You're a good recycler, right? Apparently not.

The caps are made of different material than the bottles, and most recycling companies are just throwing them into a landfill.

That's according to Anna Chan, a local woman also known as the Lemon Lady, is working with people from throughout the San Ramon Valley and Tri-Valley to change that. It's more than just the caps from water and soda, she said.

"Stand in your grocery store and look around," she said. "It's salad dressing, milk containers, toothpaste. There's just millions of them."

Chan, who considers every day to be Earth Day, says many of the plastic caps find their way into the water and wind up in the Pacific Ocean, where they've formed a mass.

Most municipalities in the region contract with a recycling firm that doesn't recycle lids and tops.

Chan recently met with Danville Rotarian Scott Singeley, who's pushing for his organization to take charge and put out cans to collect the caps to be properly recycled.
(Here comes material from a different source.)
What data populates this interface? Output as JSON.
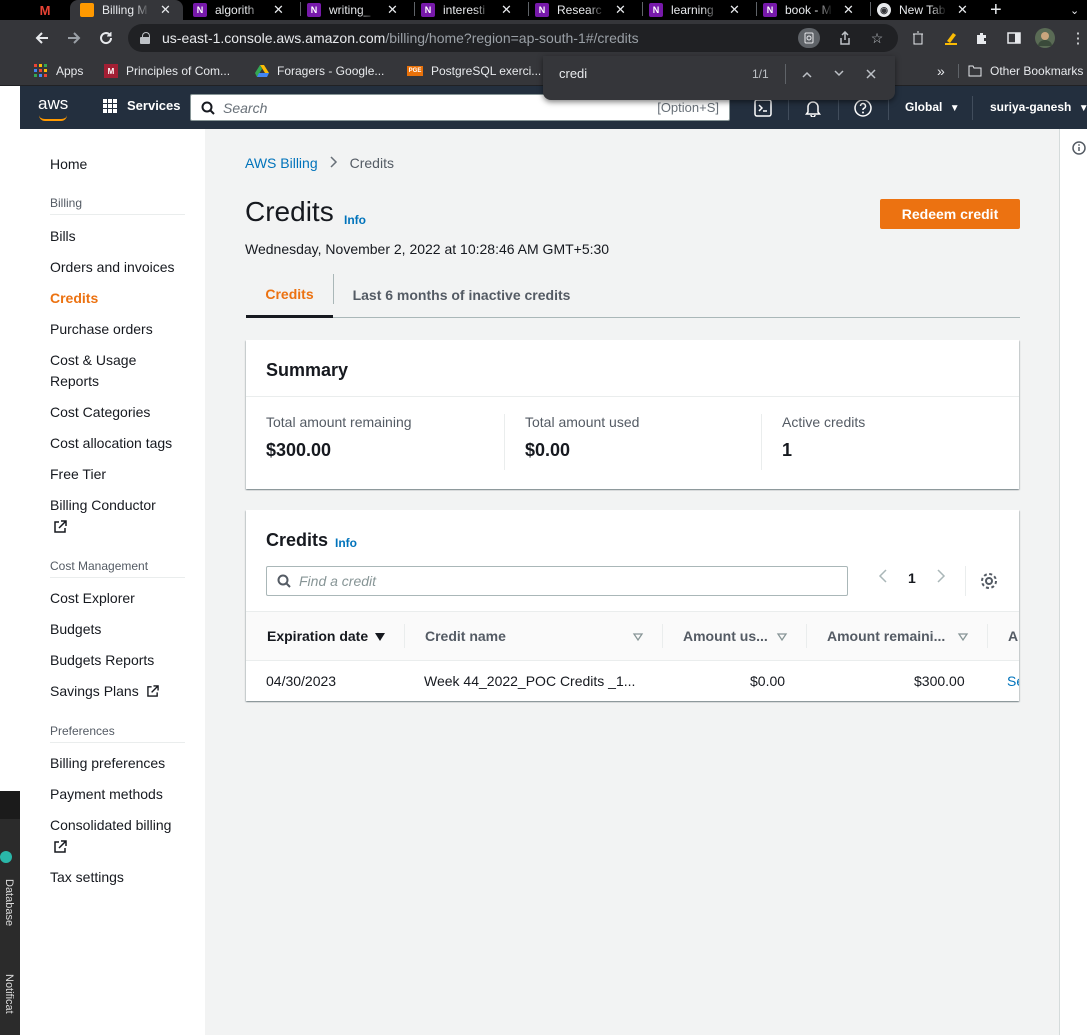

Chan says she'll even provide the cans.

There are alternatives. Hair care company Aveda is encouraging schools across the country to hold their own recycling drives for caps and Aveda will foot the shipping bill. For people to recycle directly with Aveda, the company has a site that can direct them to the nearest facility by zip code at

http://www.aveda.com/templates/door/locator.tmpl.

A Valley Waste Management representative said she often refers people to www.earth911.com as well.

Chan says some contractors do recycle lids, which include everything from spray cans to shampoo bottles and even the caps from markers. She says the first step is to check with the recycler directly and ask them.

Comments

1 person likes this
Posted by CRV
a resident of Canyon Creek
on Apr 20, 2010 at 8:04 am

PEOPLE TAKE YOUR PLASTICS TO CRV STATION AT THE LUCKYS SHOPPING CENTER. REMOVE THE PLASTIC CAPS, PUT THE BOTTLE THROUGH THE AUTO COUNTER, GET YOUR FULL CRV BACK, THEN PUT ALL THE CAPS AND OTHER PLASTIC PRODUCTS IN THE CRV STATIONS CANS FOR WEIGHING AND GET PAID BY WEIGHT FOR YOUR CAPS AND OTHER PLASTIC PRODUCTS. BEEN THIS WAY FOR YEARS. STOP BEING A SHEEP AND FOLLOWING WHAT EVERYONE ELSE DOES.


Like this comment
Posted by Lee
a resident of Another Pleasanton neighborhood
on Apr 20, 2010 at 8:38 am

We used to do this with all our plastic bottles, until the lines got so long at the CRV station that it took too long to get to the machines! We could come back numerous times on a Saturday and the lines were still too long! We gave up on that.

Is there another CRV station in town to go to? Anyone know?


Like this comment
Posted by Curious
a resident of Del Prado
on Apr 20, 2010 at 10:00 am

To the Editor- Why are you rinsing out a water bottle? Isn't that a waste of another precious resource, namely water? Why not just replace the cap on the empty bottle and toss it in the recycle bin or better yet, don't purchase bottled water in the first place and use a reusable water bottle. Pleasanton water is very good, but even if you do not like the idea of tap water, you can always put a filter on your tap or use a Brita.


Like this comment
Posted by Anna Chan, The Lemon Lady
a resident of Another Pleasanton neighborhood
on Apr 24, 2010 at 11:05 pm

Anonymous comments:
Please think beyond the water bottle. Plastic caps and lids are on far more products than only water bottles. Think plastic toothpaste, shampoo, salad dressing, mayonnaise, peanut butter, laundry detergent, prescription bottles. I'm sure you get the picture, by now. So...now what?

www.thelemonlady.blogspot.com CLICK EARTH DAY RACCOON for all my research about plastic caps and lids! Thank you.

Contact: AnnaAndAva@gmail.com for a collection container!


Like this comment
Posted by Pleasanton Water is NOT very good
a resident of Danbury Park
on Apr 26, 2010 at 12:40 pm

Curious, you certainly don't know your water.
Pleasanton water uses so much high mineral well water
that it clogs the plumbing, builds up on the dishes, leaves water spots on the cars
- esp. if they get the overspray from the irrigation.

I had hoped the new filtration system on Santa Rita would help, but maybe it is not yet in service?
When they get too bad, I take my shower valve and nozzles apart now and then and clean by soaking in vinegar vinegar. Also have to clean the lawn sprinkler nozzles when they get clogged.
Does anyone know how to get the white spots off the car paint?